As the tomato vines on the western side of our house grow, and spread, and as the teams in the National League begin to tend towards their various destined positions (welcome to the cellar, Pirates! what took you so long?), babies born last summer also sprout, in ways that could also be called inexorable - if only vaguely predictable.

A year ago, of course, the idea of tiny Cleo ever walking seemed ludicrous to us. How could such a small being ever even learn to hold her head up, let alone to stand? And yet, just as the books said she would, she learned to look about, and then to sit, and then, on a February day, to crawl. Now she climbs the 14 stairs of our staircase with little trouble, pours water as though she were a Bernini triton, and totters around the edges of tables, and cabinets, and bathtubs.

And her friends? They, too, have sprouted. One, whom we met for the first time last week, just started taking her first free steps. Another June baby, down the street, now enjoys slow walks around the block, with her parents ambling nearby, and holds up a steady finger when asked how old she is. And a third, with whom we played on Friday, loves pushing carts, and plastic trucks, and hampers about the room.

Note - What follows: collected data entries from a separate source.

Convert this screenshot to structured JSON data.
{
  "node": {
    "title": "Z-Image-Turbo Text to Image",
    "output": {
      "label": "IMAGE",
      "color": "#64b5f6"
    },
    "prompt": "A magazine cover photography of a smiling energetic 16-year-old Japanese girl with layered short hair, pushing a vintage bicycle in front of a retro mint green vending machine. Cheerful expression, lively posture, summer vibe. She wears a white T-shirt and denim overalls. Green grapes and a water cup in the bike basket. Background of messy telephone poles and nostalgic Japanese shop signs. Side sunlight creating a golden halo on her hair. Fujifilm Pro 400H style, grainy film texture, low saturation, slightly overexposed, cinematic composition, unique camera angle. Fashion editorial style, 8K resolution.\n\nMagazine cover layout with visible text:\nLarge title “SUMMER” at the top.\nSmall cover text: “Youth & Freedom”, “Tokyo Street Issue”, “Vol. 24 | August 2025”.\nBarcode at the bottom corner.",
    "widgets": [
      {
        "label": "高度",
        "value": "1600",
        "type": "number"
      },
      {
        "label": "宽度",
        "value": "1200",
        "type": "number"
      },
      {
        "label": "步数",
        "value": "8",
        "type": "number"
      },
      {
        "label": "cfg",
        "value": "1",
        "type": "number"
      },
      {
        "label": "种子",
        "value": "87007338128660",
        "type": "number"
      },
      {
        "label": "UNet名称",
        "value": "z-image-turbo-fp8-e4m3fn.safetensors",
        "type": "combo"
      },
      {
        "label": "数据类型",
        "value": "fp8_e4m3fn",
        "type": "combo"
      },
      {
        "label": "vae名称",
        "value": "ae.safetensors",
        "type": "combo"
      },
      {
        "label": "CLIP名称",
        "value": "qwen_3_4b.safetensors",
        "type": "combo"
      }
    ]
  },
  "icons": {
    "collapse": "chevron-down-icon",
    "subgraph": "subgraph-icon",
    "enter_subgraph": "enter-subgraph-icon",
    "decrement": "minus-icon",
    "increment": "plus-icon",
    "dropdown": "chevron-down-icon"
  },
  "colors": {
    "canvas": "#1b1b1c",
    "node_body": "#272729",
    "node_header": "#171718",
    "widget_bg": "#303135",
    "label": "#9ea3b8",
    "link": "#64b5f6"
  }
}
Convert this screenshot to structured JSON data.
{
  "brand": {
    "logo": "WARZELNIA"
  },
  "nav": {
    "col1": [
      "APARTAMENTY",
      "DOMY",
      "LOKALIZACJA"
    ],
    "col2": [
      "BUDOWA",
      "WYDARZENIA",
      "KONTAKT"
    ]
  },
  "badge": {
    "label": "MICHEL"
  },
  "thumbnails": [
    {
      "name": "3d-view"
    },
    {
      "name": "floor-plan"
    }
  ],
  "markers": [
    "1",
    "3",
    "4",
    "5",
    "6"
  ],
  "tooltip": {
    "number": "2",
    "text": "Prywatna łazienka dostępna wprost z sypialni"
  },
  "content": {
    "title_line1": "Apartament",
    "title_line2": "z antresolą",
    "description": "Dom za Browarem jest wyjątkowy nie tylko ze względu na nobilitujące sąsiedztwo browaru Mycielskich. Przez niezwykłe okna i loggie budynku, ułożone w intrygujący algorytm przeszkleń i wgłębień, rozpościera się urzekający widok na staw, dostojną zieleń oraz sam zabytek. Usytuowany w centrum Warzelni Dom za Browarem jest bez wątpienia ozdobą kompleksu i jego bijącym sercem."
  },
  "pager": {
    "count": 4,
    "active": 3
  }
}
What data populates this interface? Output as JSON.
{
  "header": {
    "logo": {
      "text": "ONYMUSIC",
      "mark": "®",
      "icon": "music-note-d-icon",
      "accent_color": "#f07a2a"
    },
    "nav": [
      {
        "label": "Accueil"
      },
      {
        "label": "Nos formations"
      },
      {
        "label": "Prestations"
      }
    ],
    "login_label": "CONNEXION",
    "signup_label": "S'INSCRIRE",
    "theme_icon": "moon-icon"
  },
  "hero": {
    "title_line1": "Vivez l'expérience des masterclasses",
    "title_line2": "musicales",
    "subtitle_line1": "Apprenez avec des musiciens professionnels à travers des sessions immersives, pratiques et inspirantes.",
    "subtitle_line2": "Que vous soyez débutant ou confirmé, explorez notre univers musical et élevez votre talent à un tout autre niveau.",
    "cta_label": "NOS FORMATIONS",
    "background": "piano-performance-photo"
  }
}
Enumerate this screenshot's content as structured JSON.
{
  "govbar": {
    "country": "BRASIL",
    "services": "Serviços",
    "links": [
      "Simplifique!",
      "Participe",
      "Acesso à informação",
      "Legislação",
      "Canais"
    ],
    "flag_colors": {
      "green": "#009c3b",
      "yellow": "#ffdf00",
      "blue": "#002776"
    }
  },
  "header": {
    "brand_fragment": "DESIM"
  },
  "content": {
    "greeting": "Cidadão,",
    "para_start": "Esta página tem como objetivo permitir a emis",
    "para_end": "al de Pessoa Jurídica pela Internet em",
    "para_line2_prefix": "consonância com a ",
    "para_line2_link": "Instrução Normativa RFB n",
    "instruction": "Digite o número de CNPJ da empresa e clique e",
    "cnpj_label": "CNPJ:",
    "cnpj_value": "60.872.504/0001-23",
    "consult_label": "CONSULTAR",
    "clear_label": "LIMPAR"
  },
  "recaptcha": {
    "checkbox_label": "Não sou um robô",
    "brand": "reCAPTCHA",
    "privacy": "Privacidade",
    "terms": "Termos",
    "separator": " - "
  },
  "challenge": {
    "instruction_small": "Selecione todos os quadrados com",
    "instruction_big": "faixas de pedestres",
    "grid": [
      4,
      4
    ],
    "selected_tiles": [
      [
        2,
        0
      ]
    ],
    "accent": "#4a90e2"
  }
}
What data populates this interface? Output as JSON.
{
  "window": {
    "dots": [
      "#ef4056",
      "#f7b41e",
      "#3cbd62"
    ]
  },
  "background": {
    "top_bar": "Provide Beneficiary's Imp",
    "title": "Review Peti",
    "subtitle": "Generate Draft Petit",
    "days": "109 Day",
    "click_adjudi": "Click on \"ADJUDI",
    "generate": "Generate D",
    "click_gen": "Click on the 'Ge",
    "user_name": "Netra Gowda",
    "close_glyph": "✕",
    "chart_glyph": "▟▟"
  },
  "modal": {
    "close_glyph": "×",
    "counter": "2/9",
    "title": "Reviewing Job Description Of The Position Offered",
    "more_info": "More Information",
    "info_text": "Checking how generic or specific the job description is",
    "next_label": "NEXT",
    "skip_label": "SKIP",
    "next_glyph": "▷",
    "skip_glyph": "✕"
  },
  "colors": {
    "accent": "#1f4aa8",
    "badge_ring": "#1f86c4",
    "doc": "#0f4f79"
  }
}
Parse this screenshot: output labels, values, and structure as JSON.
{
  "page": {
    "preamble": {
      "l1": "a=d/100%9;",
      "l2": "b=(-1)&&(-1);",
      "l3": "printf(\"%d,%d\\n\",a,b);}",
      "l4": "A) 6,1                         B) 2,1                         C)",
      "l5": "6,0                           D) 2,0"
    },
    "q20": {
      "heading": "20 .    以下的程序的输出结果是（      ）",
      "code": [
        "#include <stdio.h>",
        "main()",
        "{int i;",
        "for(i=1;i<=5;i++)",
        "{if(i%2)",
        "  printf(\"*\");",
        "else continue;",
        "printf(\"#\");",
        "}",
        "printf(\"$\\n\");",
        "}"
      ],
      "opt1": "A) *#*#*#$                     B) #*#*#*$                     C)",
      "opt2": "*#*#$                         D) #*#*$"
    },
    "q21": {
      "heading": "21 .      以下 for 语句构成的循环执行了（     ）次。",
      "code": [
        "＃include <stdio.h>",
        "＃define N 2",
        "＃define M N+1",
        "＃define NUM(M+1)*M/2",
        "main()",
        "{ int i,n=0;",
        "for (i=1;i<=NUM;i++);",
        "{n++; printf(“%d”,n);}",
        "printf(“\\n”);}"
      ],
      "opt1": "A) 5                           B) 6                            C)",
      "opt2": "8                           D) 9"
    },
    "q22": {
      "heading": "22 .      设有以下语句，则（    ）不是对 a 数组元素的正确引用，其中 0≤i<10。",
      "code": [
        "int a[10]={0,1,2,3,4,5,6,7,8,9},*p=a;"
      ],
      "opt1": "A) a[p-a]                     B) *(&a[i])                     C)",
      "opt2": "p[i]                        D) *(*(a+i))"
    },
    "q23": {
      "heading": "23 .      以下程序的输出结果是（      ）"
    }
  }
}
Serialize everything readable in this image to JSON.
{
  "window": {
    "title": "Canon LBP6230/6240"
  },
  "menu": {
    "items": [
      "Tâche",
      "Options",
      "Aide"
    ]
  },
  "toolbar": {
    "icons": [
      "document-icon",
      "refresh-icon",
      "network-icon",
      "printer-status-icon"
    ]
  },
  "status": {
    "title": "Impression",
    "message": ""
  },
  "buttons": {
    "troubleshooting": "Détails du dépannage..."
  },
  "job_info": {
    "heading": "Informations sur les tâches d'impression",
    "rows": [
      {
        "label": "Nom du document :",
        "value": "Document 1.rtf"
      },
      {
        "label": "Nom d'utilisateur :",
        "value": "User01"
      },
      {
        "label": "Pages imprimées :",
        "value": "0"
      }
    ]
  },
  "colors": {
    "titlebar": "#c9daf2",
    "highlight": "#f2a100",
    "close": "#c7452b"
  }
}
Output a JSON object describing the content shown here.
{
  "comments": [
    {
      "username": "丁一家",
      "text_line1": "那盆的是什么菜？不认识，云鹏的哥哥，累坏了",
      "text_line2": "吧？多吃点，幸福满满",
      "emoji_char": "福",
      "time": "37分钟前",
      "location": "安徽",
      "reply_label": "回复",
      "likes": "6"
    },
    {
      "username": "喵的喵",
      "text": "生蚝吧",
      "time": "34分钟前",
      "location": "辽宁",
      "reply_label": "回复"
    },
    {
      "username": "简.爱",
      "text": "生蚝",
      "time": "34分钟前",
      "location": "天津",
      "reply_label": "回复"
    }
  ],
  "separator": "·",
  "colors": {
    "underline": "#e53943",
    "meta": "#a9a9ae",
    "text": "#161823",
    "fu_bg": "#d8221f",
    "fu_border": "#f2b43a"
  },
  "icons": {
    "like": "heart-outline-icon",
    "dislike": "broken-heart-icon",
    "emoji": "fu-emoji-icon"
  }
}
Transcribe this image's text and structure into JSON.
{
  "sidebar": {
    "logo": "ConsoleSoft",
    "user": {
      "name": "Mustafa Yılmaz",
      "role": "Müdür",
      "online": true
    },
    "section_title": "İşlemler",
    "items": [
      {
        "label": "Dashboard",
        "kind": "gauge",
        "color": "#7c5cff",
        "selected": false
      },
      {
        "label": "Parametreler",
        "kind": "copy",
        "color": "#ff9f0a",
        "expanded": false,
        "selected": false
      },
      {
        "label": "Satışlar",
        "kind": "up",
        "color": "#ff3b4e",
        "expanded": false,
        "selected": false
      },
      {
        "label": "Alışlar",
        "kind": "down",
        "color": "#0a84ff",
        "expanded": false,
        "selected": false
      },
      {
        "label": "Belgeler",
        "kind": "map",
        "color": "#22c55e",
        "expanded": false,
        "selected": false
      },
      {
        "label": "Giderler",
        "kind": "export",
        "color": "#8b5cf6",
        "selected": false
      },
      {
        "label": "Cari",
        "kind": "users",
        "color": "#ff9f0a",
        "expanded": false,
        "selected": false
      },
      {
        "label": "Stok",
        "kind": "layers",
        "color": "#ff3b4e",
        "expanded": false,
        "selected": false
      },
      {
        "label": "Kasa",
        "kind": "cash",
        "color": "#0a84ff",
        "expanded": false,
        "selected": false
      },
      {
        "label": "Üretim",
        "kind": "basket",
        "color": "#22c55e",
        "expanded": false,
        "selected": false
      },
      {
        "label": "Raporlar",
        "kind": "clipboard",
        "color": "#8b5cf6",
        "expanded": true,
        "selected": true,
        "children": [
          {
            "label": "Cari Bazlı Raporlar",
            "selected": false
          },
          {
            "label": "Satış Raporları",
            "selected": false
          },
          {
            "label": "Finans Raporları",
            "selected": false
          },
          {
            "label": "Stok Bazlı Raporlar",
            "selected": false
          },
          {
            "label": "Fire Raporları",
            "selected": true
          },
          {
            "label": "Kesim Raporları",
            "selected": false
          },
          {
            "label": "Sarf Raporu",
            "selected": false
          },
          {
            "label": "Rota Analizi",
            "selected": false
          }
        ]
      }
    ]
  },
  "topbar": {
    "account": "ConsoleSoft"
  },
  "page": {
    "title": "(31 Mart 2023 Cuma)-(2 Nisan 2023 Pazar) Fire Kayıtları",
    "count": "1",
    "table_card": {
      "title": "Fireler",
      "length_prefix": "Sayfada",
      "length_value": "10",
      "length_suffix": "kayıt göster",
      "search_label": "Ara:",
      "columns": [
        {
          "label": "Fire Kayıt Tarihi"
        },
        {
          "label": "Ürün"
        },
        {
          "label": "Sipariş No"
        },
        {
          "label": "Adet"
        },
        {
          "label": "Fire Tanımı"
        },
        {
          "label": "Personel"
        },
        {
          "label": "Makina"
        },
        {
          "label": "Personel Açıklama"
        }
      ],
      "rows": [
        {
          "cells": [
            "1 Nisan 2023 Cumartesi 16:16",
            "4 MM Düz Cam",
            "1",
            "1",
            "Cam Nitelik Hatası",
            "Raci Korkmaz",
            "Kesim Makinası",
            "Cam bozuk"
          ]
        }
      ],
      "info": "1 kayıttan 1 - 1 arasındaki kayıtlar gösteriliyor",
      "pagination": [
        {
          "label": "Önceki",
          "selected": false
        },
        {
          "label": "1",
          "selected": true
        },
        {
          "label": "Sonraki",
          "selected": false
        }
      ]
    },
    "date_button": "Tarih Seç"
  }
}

Each child's an individual - that much is clear, even after a few minutes of observation - but each seems to obey, too, a larger logic, an invisible pattern of growth.

In the November 11, 1911 issue of Musical Times, Ernest Newman wrote that "All really good form has the air of an improvisation, like a flower or crystal; the moment you can detect the joins in a piece of music, or see the reflective, deliberate processes by which a given section of it has been built up, all illusion as to its being an organic growth necessarily vanishes." If we agree with him, we might also say that parenting an infant is like listening to a musical composition with an excellent form. The child grows, and gradually develops an arsenal of abilities, and habits. But at no point are the joins garishly exposed, or baldly visible. Instead, they simply happen, as though destined. One day, you hold a wee swaddled, inert infant in your arms. A year later, she scoots across the room towards you on hands and knees, pulls on your pant leg, hoists herself up, and looks at you, expectantly.